Word of the Week – edit vs. editorialize
According to Beth Hill at The Editor’s Blog, “An editor polishes and refines, he directs the focus of the story or article or movie along a particular course. He cuts out what doesn’t fit, what is nonessential to the purpose of the story. He enhances the major points, drawing attention to places where the audience should focus.”
In the newsroom, the editor is especially influential in directing what stories take top billing or which ones are below the fold or relegated to page six. The leanings of a newspaper or television station are evident by these decisions. The myth of an unbiased editor is just that—a myth.

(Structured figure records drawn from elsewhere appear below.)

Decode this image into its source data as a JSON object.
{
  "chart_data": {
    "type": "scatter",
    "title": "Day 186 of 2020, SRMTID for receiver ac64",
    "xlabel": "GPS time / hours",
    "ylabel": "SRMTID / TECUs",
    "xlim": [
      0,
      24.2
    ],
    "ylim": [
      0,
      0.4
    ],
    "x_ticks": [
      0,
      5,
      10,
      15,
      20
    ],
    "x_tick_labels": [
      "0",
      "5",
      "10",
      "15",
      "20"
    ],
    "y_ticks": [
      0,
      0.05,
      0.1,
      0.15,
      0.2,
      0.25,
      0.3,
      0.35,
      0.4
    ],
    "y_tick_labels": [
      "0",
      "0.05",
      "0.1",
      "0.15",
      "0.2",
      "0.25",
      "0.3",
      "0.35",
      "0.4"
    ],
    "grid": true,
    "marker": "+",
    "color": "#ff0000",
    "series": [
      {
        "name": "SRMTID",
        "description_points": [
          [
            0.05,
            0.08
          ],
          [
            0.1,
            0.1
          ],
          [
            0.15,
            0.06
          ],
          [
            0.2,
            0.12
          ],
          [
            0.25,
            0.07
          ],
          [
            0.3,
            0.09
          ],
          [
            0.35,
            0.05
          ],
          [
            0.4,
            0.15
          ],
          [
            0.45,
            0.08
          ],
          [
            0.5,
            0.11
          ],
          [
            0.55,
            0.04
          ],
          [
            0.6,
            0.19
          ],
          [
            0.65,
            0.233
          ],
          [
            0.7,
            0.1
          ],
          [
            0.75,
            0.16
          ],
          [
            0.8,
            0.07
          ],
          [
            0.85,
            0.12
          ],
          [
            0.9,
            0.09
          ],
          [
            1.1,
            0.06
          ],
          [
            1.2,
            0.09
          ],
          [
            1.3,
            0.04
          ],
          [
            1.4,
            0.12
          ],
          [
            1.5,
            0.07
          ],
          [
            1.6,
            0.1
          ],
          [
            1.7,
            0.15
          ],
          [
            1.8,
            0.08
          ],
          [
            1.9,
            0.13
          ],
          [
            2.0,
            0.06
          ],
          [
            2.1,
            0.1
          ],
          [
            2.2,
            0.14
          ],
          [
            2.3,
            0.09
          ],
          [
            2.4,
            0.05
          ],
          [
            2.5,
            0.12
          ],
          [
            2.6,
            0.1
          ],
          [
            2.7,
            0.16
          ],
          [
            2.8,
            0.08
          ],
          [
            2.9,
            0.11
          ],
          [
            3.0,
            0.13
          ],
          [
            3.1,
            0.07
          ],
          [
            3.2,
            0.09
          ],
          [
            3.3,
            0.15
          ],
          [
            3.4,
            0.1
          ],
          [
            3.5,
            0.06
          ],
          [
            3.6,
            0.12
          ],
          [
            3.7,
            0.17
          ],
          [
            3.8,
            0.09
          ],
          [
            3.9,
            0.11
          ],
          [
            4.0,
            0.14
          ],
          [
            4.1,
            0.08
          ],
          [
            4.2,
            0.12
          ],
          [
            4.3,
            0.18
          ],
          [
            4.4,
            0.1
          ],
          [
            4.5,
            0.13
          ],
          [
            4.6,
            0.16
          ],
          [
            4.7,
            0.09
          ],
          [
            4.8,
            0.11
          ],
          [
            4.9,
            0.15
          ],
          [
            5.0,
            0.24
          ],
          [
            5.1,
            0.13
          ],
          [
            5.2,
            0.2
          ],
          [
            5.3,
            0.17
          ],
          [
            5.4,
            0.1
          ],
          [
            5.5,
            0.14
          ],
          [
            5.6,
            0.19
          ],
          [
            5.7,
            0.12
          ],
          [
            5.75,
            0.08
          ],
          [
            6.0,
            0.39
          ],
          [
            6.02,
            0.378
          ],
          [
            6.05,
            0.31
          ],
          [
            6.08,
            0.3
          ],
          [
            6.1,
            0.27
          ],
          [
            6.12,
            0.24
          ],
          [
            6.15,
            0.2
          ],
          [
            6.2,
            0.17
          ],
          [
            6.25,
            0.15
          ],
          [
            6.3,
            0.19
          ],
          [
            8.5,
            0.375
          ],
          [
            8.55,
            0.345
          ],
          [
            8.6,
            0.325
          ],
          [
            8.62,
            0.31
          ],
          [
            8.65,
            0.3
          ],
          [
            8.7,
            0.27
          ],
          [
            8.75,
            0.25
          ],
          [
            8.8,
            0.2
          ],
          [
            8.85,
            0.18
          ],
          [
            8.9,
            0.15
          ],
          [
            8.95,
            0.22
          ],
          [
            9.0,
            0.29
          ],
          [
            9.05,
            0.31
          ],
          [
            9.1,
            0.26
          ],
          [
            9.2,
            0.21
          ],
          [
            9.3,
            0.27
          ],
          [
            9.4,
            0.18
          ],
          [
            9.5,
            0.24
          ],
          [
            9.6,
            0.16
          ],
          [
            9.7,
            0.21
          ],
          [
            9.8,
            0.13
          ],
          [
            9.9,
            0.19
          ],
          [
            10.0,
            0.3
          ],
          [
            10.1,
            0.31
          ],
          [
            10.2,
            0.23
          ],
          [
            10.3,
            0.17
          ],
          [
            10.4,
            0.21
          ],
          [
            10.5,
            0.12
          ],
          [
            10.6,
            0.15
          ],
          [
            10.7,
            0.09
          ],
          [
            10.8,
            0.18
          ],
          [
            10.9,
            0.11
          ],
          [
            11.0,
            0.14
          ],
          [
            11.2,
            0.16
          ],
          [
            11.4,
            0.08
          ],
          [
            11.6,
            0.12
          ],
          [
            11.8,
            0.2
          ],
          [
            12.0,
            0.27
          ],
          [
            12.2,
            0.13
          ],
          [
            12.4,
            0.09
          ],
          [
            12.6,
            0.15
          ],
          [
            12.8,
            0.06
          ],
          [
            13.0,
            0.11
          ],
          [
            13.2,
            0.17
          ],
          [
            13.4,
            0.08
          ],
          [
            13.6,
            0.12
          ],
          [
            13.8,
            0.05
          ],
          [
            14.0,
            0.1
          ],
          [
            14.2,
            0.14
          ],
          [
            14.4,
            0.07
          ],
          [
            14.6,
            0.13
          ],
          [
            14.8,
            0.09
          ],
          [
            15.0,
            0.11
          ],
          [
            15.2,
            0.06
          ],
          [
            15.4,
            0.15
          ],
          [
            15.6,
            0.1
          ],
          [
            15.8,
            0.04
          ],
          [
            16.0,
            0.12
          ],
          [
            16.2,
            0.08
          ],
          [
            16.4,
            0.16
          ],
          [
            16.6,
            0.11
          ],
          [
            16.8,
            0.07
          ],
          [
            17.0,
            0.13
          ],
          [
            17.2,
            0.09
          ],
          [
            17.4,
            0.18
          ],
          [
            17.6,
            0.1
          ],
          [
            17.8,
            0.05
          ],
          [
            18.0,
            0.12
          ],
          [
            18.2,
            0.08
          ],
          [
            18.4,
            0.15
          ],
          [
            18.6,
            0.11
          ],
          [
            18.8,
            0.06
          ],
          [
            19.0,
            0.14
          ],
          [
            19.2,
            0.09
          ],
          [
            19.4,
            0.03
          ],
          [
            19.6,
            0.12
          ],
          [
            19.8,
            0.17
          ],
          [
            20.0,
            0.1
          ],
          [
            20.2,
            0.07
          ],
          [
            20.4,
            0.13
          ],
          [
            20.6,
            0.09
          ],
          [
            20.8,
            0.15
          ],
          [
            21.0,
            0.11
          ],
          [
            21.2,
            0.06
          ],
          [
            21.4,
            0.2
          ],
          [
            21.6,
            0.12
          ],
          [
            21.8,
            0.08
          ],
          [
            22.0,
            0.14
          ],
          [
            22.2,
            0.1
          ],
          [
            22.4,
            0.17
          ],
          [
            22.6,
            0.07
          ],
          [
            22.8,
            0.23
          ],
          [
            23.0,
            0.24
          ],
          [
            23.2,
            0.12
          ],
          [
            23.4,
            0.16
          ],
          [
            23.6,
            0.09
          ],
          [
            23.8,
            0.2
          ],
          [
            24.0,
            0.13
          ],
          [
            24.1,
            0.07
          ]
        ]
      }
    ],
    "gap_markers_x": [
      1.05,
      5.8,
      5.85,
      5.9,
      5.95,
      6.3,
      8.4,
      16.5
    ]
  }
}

On the editorial pages the publisher/editor may legitimately voice his/her opinion on local, national, or world affairs. But editorializing—expressing opinions within a factual news piece is unacceptable journalism.
On a recent getaway to western Colorado, we discovered a local paper that engaged in a bit of editorializing in, of all sections, the local crime blotter. A little humor always goes down well with the morning coffee.
Under the heading, Busted in the Butte, (gotta love that!) we chuckled over these entries. (Note editorial comments in italics.)
- A report was filed for a stolen license plate. Only one plate was taken, so the thief must have only needed the one.
- Follow-up was done on a suspect who had pled guilty in in a bad check case and wasn’t paying the money back as agreed. His next stop could quite possibly be in front of a judge.
Even when the writer is not editorializing, he/she has a sense of humor that goes beyond “just the facts, Maam.”
- A bike versus vehicle accident occurred near the Nordic Center. An investigation is ongoing, but regardless of the outcome, a bicyclist never “wins” in a collision with a vehicle.
- A Marshal did a welfare check via text with an overdue female whose family was concerned about her whereabouts. She responded to the text and contacted her family.
I’m still wondering if the female in question was just late coming home, or pregnant and past her due date. And don’t you love a diligent marshal who employs the latest technology rather than old-fashioned footwork to solve a crime? (That’s me editorializing.)
And my favorite:
- It was determined that a 911 hang-up with yelling in the background was not a case of domestic violence, but the case of a doggy that was in deep doo-doo because of his deep doo-doo in the house.
You know it’s a small town when these are the items that populate the crime blotter. And you have to appreciate the editor who permits this kind of editorializing. But don’t you try it.